37. I continued thus, “In preparing the next generation, we should look upon the task rather like building a house. As a school boy, I well remember how during my school holidays my father used to dispatch me to some building site or other; my father made his living from mainly the building industry, he ran a construction company (now defunct), Kitara Enterprises Ltd. One remarkable experience I remember was seeing how sub-contractors would work diligently laying foundations of a house, and how they would carry it up to a certain height; and that was that, they had done their work. The rest of the work fell to another group of sub-contractors; who carried up the wall, and put on the roof, and so forth. I believe we should do likewise. We should be content with preparing the next generation, that is, make it our business to gather the raw materials upon which another shall work. Yes, we may plough and sow; but it must needs fall to another to come and water the seed, and perhaps yet another to gather the harvest. By doing thus we will at least not act like ‘dumb driven cattle’ – driven this way or that way by one circumstance or other; rather, we should seize hold of this great opportunity occasioned by [the fraudulent re-election of General Museveni], to reset the future of [Uganda] with a noble purpose, and pursue that purpose with all our might.”

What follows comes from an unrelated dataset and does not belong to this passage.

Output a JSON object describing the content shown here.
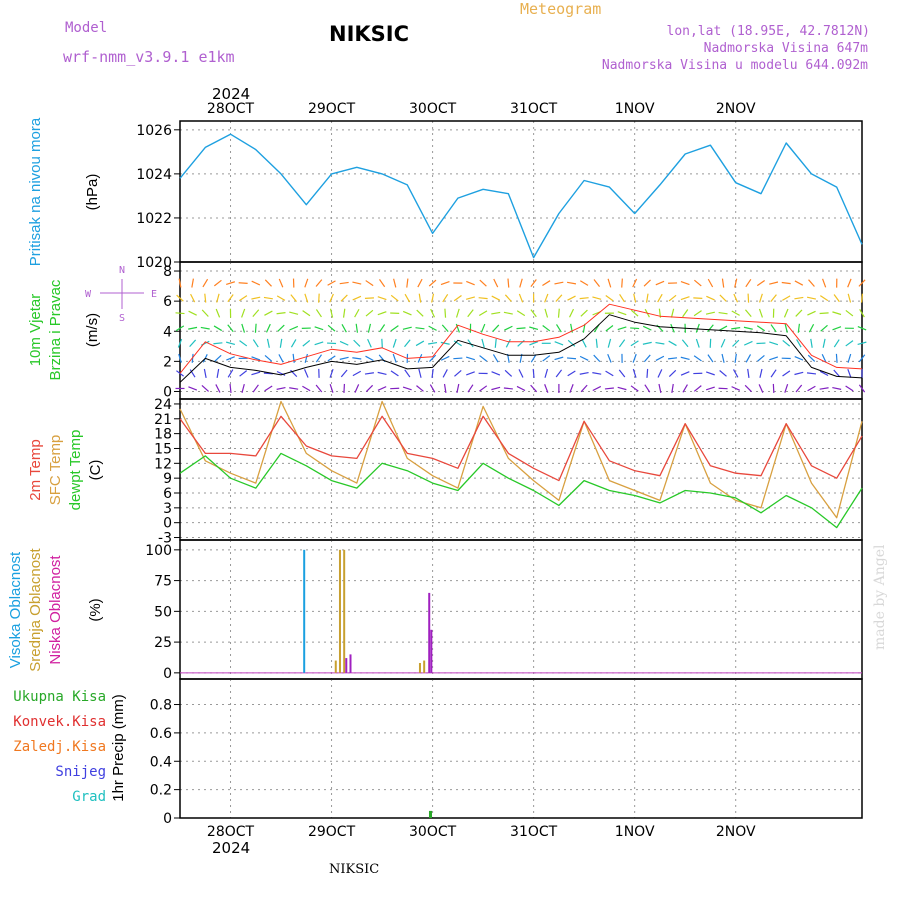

38. This type of undertaking cannot be accomplished in a five-year cycle. It is quite simply, impossible! Realistically speaking, it will take between 30 and 40 years to thoroughly rebuild Uganda’s institutions; embedding alternative centres of leadership and authority into the Ugandan culture will require considerable patience. It is an undertaking that will only be possible when Ugandans see the wisdom of working with others in humility, under the protection of a United Nations Mandate. Unless a more realistic proposal can be put forward, a United Nations Mandate is the only pragmatic option available for Ugandans to turn over the soil in which General Museveni found succour and grew up, thus making it inhospitable to a new variety of that same poisonous Upas tree to flourish. This is Uganda’s most urgent challenge. I commend this proposal for your consideration.
Note: This blog-post is dedicated to the memory of a man who never gave up on Uganda, Mzee Stephen Kamugasa. He was born on 17th December 1939; and passed away on 27th March 2013 in Kampala. Mzee Kamugasa was remarkable that despite losing so much; he remained resolutely committed in hope to the beautiful land of his fathers, where he subsequently died. He was a teacher, a builder, a farmer, and a businessman.